Schools in Auckland had been earmarked to open from October 18, pending public health advice.
ECE centres in Auckland opened last week, but restricted to bubbles of 10 people, and subject to availability - some centres were already at bubble capacity because essential workers could already drop their kids off at ECE centres.
Medical bodies back mandatory vax call
The Royal New Zealand College of General Practitioners has backed the call for mandatory vaccinations for those in the health and disability sector.
"As health professionals, we need to ensure the safety of our patients, communities, and colleagues," said college president Dr Samantha Murton.
"Given the speed at which Delta is spreading throughout our country, this is a bold, but necessary call to make.
"The people who work in these two sectors are working in close contact with our most vulnerable members of the community; those who are too young to be vaccinated or who have significant underlying medical conditions.
"While most GPs are already fully vaccinated, now is the time to make one final push to be fully vaccinated before 1 December 2021. This means our GPs need to have their first dose by 30 October to be fully vaccinated by the deadline."
The NZ Medical Association has also welcomed the announcement, with chair Dr Alistair Humphrey saying the move will keep patients and healthcare workers safe.
"Today's announcement will save lives," he said.
"All doctors should be vaccinated, and we know the vast majority is. Principle 1 of the Code of Ethics for the New Zealand Medical Profession is that the health and well-being of the patient is a doctor's first priority."

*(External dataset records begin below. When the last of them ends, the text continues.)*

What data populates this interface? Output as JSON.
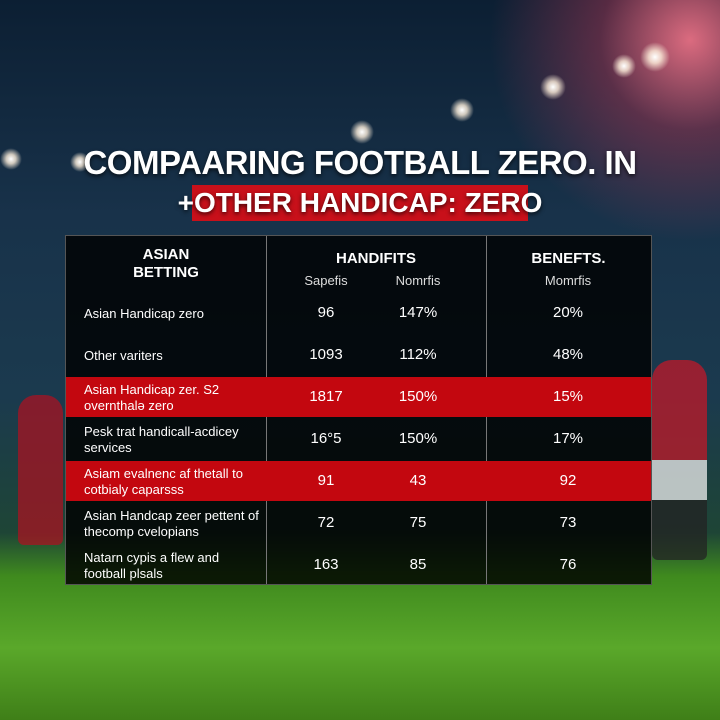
{
  "title": {
    "line1": "COMPAARING FOOTBALL ZERO. IN",
    "line2": "+OTHER HANDICAP: ZERO"
  },
  "table": {
    "headers": [
      "ASIAN BETTING",
      "HANDIFITS",
      "BENEFTS."
    ],
    "subheaders": [
      "Sapefis",
      "Nomrfis",
      "Momrfis"
    ],
    "rows": [
      [
        "Asian Handicap zero",
        "96",
        "147%",
        "20%"
      ],
      [
        "Other variters",
        "1093",
        "112%",
        "48%"
      ],
      [
        "Asian Handicap zer. S2 overnthalə zero",
        "1817",
        "150%",
        "15%"
      ],
      [
        "Pesk trat handicall-acdicey services",
        "16°5",
        "150%",
        "17%"
      ],
      [
        "Asiam evalnenc af thetall to cotbialy caparsss",
        "91",
        "43",
        "92"
      ],
      [
        "Asian Handcap zeer pettent of thecomp cvelopians",
        "72",
        "75",
        "73"
      ],
      [
        "Natarn cypis a flew and football plsals",
        "163",
        "85",
        "76"
      ]
    ],
    "highlighted_rows": [
      2,
      4
    ]
  }
}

Doctors and other healthcare workers are more likely to be exposed to Covid-19 in the course of their work, he said.
It follows that their patients, many of whom are debilitated or immunocompromised, are more likely to suffer serious complications if they are infected by the doctor.
"We called a month ago for all doctors involved in patient care to be fully vaccinated – we're pleased the Government has come to the same view."
ProCare, New Zealand's largest network of primary healthcare professionals, also welcomed mandatory vaccinations for healthcare workers.
Chief executive Bindi Norwell said it was something ProCare had been advocating for in order to protect doctors, nurses, practice managers and the thousands of patients that enter general practices every year.
"This is about providing certainty for patients and ensuring that we protect some of the most vulnerable patients that our practices see. We also hope that it will mean that patients will feel safe to visit their doctor, rather than putting off a visit until it's absolutely necessary.
"It will also provide certainty for the healthcare sector in terms of a legislated approach; so that everyone knows where they stand, what the rules are and that there will be no areas of confusion."
Businesses 'would welcome' order - Barnett
Mandatory vaccination for education, health workers, and associated services is an important principle that should hold for all workplaces striving to keep their employees and customers safe and healthy, says Michael Barnett, CEO of the Auckland Business Chamber.
"If no jab no job is to be the rule for selected people-facing services by government order, then it certainly is a principle that business owners would welcome also by government order, as well as enabling urgent access to rapid testing technologies to better manage and reduce risks."
Barnett said it was extremely disappointing that Auckland remains in a holding pattern with no easing of any restrictions as the virus sets the pace and leaks continue at the border.